Sherlock Holmes: A Game of Shadows

I cared little for the first Sherlock Holmes movie, finding Robert Downey Jr. and Jude Law to be just about the only truly bright spots of the film. My review can be found here.

While director Guy Ritchie, his crew and his stars return for the sequel, Sherlock Holmes: A Game of Shadows, with pretty much more of what they imagine audiences loved about the first film (a bona fide box-office smash with over half a billion dollars in global earnings) this time they've brought a far more coherent, if slightly cliched script with them, one which doesn't have the stink of Simon Kinberg all over it.

This story, written by Keiran and Michele Mulroney and very, VERY loosely based on Sir Arthur Conan Doyle's 1893 novel The Final Problem, pits Holmes (Downey, Jr.) against his archnemesis, Professor James Moriarty (Jared Harris), amid brewing tension between France and Germany towards the end of the 19th century. A series of bombings in both countries being blamed on Anarchists is pushing both countries to the brink of war, with the whole world almost surely destined to follow suit.

Dr. John Watson (Jude Law) is about to get married to his longtime fiance Mary (Kelly Reilly) and pays a visit to his best man, Holmes, who is meant to throw him a bachelor party, but who ends up recruiting him for his latest investigation, in which he seeks to tie the current tension between France and Germany, and a series of murders of several people all together with Professor Moriarty as the common denominator. Holmes has intercepted a letter being handed from one agent of Moriarty's to another and endeavors to track down its intended recipient, a gypsy (Noomi Rapace). Their investigations naturally bring the pair afoul of Moriarty and before long they find themselves in a race against time to save Europe from war and themselves from Moriarty's terrible wrath.

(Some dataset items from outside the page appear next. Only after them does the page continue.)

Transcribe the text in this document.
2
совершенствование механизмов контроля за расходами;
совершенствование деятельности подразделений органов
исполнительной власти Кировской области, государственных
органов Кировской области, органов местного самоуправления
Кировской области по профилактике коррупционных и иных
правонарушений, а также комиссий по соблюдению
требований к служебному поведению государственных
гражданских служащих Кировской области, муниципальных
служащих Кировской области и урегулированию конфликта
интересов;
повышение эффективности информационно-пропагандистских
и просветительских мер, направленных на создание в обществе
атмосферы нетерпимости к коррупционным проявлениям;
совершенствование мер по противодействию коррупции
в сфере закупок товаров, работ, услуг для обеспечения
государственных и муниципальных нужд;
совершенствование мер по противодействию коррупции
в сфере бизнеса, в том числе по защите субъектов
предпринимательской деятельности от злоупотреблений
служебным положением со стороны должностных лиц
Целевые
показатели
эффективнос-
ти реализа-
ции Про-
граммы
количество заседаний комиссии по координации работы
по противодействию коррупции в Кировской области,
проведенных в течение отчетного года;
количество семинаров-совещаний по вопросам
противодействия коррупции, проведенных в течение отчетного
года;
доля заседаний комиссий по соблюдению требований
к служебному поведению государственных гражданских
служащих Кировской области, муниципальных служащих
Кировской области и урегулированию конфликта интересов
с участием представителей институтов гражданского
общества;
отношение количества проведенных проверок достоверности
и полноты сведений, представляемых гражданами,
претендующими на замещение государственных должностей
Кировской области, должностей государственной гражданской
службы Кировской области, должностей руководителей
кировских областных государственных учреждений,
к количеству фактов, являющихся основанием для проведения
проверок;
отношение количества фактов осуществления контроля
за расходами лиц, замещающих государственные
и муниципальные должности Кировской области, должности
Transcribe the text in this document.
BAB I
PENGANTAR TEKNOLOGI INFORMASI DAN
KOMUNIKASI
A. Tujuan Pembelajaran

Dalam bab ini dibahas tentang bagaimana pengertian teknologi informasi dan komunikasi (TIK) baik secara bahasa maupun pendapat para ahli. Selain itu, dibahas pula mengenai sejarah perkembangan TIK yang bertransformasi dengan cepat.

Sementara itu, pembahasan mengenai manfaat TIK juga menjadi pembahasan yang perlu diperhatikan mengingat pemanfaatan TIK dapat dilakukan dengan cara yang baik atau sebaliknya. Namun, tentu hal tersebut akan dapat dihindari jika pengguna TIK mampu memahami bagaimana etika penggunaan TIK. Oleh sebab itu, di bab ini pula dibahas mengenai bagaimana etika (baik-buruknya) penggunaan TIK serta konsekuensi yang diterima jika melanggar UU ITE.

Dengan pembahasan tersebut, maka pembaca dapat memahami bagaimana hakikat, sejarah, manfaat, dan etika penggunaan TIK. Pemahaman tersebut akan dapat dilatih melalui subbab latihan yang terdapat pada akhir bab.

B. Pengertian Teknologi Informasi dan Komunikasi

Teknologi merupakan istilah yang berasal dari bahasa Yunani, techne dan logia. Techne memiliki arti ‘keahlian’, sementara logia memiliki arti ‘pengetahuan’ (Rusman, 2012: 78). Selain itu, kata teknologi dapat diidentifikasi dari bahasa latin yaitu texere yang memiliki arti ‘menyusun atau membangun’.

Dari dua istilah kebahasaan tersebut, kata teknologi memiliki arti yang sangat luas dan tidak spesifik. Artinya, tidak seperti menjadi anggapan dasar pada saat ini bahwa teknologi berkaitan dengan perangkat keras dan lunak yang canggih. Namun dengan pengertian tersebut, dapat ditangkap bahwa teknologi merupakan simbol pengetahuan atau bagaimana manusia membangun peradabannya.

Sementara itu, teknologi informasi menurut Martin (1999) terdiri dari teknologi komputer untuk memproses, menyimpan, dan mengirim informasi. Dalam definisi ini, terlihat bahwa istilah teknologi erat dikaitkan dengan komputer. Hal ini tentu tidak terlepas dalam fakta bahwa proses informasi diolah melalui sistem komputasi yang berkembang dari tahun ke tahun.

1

As stories go, it's not the most original, even if it only borrowed a few details from The Final Problem. The idea of someone trying to profit from the carnage of world war is not exactly novel, and was in fact explored as recently as the utterly forgettable film adaptation of Alan Moore's The League of Extraordinary Gentlemen. Ritchie, however, profits from Mulroney's script, which sets up the characters, the conflicts, and the action more efficiently than the muddled effort of the original film did. Ritchie brings back plenty of the 300-style slow-mo action that he employed in the first film (and of which I am still not much of a fan), but at least I liked the choreography better this time around. Downey Jr. and Law are both extremely capable as action heroes, and Ritchie's fight scenes give RDJ in particular a chance to show off, even more than the first film, the Wing Chun Kung Fu that helped him kick his drug habit.

The good news here is that, as outlandish as a lot of the set pieces here are (such as the gunfight on a train), the action still feels more judiciously staged than that of the first film, and more organic to the overall story somehow. To think, everyone, from cinematographer Philippe Rousselot to film editor James Herbert to composer Hans Zimmer, has come back and that the only thing significantly changed here is the writing team. Well, one thing that significantly livens up the proceedings is the inclusion of Holmes' brother Mycroft, wonderfully portrayed by Stephen Fry, even if I had a really hard time looking at him butt naked.

The best part of the movie is that the banter and squabbling between Holmes and Watson, integral to my enjoyment of the first film, is very much intact here and brought to the next level even. Downey, Jr. and Law really do have a fantastic chemistry and I can't imagine any other two actors in the roles. It's fortunate that Sony didn't push through with the planned Sacha Baron Cohen-Will Ferrell pairing they had in mind for their decidedly more comedic adaptation; it just wouldn't have been as good.